An Empirical Test of Bootstrapping as a Method for Assessing Confidence in Phylogenetic Analysis

Abstract
Bootstrapping is a common method for assessing confidence in phylogenetic analyses. Although bootstrapping was first applied in phylogenetics to assess the repeatability of a given result, bootstrap results are commonly interpreted as a measure of the probability that a phylogenetic estimate represents the true phylogeny. Here we use computer simulations and a laboratory-generated phylogeny to test bootstrapping results of parsimony analyses, both as measures of repeatability (i.e., the probability of repeating a result given a new sample of characters) and accuracy (i.e., the probability that a result represents the true phylogeny).
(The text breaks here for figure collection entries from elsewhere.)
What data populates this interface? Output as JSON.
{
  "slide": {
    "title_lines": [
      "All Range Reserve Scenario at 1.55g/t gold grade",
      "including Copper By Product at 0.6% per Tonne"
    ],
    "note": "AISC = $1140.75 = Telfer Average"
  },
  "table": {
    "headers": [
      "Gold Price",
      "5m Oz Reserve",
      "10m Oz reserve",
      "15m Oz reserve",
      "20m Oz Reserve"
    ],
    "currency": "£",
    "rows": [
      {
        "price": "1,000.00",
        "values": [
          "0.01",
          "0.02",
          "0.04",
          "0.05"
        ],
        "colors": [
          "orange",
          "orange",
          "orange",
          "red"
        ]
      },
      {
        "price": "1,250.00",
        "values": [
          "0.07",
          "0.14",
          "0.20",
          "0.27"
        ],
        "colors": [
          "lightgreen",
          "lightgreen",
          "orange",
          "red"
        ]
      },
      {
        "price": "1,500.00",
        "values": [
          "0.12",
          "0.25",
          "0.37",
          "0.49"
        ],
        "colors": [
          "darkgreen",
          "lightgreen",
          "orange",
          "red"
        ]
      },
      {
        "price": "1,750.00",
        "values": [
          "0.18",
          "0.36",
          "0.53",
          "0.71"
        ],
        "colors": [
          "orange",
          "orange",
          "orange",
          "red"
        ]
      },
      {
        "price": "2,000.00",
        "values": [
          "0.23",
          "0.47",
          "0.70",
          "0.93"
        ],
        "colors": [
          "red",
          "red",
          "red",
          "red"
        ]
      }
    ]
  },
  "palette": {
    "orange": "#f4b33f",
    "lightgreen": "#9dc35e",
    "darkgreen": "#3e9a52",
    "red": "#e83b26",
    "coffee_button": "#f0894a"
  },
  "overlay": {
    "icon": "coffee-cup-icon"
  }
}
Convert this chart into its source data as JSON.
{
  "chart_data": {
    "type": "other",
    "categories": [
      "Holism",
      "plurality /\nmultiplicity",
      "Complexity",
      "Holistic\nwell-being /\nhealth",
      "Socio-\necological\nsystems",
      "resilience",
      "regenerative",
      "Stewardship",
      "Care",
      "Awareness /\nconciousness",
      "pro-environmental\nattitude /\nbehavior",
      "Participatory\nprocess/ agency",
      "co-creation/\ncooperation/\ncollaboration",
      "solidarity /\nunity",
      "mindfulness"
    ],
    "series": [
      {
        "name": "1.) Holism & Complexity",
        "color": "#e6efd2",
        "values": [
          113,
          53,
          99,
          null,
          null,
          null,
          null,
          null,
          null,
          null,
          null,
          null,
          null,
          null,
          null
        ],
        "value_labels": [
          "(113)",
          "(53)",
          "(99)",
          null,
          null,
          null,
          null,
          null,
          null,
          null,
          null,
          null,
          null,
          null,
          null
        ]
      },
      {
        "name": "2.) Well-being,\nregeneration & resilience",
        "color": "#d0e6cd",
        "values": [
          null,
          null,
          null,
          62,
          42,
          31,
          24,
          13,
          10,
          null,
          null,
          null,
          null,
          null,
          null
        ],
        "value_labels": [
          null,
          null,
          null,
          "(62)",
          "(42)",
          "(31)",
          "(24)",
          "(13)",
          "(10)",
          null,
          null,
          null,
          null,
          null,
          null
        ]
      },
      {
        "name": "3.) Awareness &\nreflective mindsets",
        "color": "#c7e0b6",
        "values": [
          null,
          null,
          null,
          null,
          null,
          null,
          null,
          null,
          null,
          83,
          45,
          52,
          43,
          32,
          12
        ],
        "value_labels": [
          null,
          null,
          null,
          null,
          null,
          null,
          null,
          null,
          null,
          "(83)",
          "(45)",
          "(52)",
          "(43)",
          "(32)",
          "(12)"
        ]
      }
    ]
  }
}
Our results indicate that any given bootstrap proportion provides an unbiased but highly imprecise measure of repeatability, unless the actual probability of replicating the relevant result is nearly one. The imprecision of the estimate is great enough to render the estimate virtually useless as a measure of repeatability. Under conditions thought to be typical of most phylogenetic analyses, however, bootstrap proportions in majority-rule consensus trees provide biased but highly conservative estimates of the probability of correctly inferring the corresponding clades. Specifically, under conditions of equal rates of change, symmetric phylogenies, and internodal change of ≤20% of the characters, bootstrap proportions of ≥70% usually correspond to a probability of ≥95% that the corresponding clade is real. However, under conditions of very high rates of internodal change (approaching randomization of the characters among taxa) or highly unequal rates of change among taxa, bootstrap proportions >50% are overestimates of accuracy.